In FY2011, Coca-Cola's cost of revenue represented 39.1% of total revenue, up from 36.1% in FY2010. This increase confirms that the cost of goods sold is rising faster than revenue β a negative trend that, if sustained over the long run, will have serious consequences for the company's financial health. The operating margin declined significantly, falling to 23% in FY2011 from 39.1% in FY2010. This sharp drop underscores how much Coca-Cola has struggled to control costs even as revenues have expanded.
On the balance sheet, current assets were 31.88% of total assets in FY2011, compared with 29.5% in FY2010 β not a dramatic shift, but worth noting. Inventory rose to 3.86% of total assets from 3.6% the prior year. Effective inventory management is important to maintaining a healthy cash conversion cycle, so even modest increases warrant attention.
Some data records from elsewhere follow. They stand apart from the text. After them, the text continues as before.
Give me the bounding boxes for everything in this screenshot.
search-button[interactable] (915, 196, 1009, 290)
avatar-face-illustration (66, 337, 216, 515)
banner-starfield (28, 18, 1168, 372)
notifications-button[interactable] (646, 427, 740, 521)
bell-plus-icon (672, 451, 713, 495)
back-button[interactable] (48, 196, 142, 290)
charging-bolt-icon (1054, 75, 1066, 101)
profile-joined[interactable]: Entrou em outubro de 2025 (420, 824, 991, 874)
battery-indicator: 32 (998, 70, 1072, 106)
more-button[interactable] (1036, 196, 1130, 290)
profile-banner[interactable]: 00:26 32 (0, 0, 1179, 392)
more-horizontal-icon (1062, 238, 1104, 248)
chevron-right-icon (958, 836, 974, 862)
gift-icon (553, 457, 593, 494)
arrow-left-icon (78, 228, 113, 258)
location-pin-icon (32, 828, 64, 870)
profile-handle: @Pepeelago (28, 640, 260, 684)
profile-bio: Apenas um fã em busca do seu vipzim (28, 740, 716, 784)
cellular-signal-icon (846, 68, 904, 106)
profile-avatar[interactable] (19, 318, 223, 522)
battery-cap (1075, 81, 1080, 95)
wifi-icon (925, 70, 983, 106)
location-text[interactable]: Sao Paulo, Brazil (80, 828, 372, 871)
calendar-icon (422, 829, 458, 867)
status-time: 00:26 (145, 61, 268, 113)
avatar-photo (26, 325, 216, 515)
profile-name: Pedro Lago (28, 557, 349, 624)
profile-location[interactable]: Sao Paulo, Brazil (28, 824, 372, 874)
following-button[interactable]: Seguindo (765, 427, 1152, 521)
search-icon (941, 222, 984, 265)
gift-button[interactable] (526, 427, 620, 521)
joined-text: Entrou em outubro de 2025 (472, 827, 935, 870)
Short-term debt increased to 16% of the firm's capital structure in FY2011, up from 11.1% in FY2010. This spike may reflect a major bond coming due, but it also raises questions about the company's debt management practices. Meanwhile, shareholder equity fell to 39.2% of the capital structure from 42.5% the prior year, indicating that the company has taken on more debt while failing to retain sufficient earnings. Taken together, the horizontal and vertical analyses paint a picture of a company whose financial trends are broadly negative.
In FY2011, PepsiCo increased its revenue by 15%, compared with an increase of 33.7% in FY2010. This represents a downturn in revenue growth at the precise time when the global economy began to recover in earnest from the economic crisis. The cost of revenue increased 18.8% in FY2011, compared with 32.2% the previous year. This uneven pace of cost increases makes it difficult to identify a clear trend without a longer-term view. SG&A expenses increased 12.2% in FY2011 β a rate slower than revenue growth β compared with a 48.9% increase in FY2010, which far outpaced revenue growth. Net income grew only 1.9% in FY2011, and 6.3% in FY2010, both considerably lower than the corresponding revenue increases. This suggests that PepsiCo is having difficulty converting revenue growth into proportional profit growth, indicating underlying cost management challenges.
"PepsiCo year-over-year revenue and cost changes"
"PepsiCo weighted line items and liquidity trends"
"Head-to-head comparison of financial performance"
Both PepsiCo and Coca-Cola have faced financial headwinds in recent years, with costs rising faster than revenues at both companies. However, this analysis demonstrates that PepsiCo has contained its costs more effectively than Coca-Cola. This suggests that Pepsi may be responding more adeptly to a challenging operating environment. The company has preserved its margins more successfully and, on the basis of both horizontal and vertical analysis, has outperformed its rival over the period examined. For investors seeking to choose between these two companies, the analysis points toward PepsiCo as the stronger near-term investment, though both firms have the potential to improve their financial trajectories through disciplined cost management.